WASHINGTON — The Senate approved a colossal defense policy bill Friday despite multiple threats from President Donald Trump that he would veto the measure.
At least 75 members of the Republican-led Senate voted for the sweeping $740 billion annual defense bill, a number larger than the two-thirds majority that would be needed to defeat Trump's promised veto.
With the weight of the House and the Senate behind the National Defense Authorization Act, or NDAA, the bill breezes from Congress to Trump's desk with overwhelming support.
The NDAA, which typically passes with strong bipartisan support and veto-proof majorities, authorizes a topline of $740 billion in spending and outlines Pentagon policy.
Earlier this month, Trump threatened to veto the must-pass defense bill if lawmakers do not include a measure eliminating legal protections for social media companies.
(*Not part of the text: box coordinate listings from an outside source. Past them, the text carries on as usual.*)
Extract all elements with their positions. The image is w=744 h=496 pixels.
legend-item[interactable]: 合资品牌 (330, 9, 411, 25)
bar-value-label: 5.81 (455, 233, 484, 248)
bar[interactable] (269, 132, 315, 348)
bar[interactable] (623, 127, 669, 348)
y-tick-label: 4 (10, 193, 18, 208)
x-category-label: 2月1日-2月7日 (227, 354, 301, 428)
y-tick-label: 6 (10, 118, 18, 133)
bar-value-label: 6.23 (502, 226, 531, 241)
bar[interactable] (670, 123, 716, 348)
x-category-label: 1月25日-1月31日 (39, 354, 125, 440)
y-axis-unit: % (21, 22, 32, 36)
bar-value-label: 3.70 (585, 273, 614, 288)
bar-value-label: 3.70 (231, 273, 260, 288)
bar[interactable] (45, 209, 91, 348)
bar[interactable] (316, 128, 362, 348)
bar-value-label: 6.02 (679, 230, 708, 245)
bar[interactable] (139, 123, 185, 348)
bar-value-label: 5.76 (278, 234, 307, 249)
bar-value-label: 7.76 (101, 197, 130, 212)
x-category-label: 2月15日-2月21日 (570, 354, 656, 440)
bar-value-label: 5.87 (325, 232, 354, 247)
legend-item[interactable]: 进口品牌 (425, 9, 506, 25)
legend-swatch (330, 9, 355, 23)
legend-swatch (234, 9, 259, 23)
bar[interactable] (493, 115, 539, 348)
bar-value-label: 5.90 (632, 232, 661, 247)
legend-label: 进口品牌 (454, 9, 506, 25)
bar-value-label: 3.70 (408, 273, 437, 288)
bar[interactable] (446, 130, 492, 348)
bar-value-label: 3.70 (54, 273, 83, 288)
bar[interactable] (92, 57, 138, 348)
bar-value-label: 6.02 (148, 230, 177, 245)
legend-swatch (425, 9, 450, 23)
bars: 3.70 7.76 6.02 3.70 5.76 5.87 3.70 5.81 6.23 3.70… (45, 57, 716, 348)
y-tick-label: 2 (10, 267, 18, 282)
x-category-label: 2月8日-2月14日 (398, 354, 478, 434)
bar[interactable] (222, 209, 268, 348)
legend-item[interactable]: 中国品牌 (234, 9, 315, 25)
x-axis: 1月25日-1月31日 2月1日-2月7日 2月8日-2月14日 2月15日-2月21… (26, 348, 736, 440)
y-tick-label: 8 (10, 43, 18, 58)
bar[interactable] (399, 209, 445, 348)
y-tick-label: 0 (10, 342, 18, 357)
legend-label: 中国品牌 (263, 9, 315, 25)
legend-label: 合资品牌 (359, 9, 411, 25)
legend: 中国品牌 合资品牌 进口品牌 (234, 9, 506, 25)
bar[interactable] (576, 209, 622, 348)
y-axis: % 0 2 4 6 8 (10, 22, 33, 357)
Trump is calling for the repeal of a federal law, known as Section 230 of the Communications Decency Act, which protects tech giants like Facebook and Twitter from being held legally liable for what is posted on their platforms.
Last week, Trump referred to the provision as a "liability shielding gift" to "Big Tech" and called for it to be "completely terminated" otherwise he would nix this year's NDAA.
The president also said the measure posed a serious threat to U.S. national security as well as election integrity but did not give any further explanatory details. Trump has also said that Twitter, his social media platform of choice, has unfairly censored him.
The president's issue with Section 230 came to light this summer after Twitter added warning labels to several of his tweets that alleged mail-in voting is fraudulent. Trump has still not conceded the U.S. presidential election to Democrat Joe Biden.
This year's legislation includes a 3% pay raise for U.S. troops, a plan to rename military installations bearing names of Confederate leaders as well as a slew of other provisions.
The NDAA, in its current form, does not include any measure in relation to Section 230.
This is not the first time the president has targeted the NDAA. Earlier this year, Trump said he would veto the measure if it included language on changing U.S. military installations named after Confederate generals.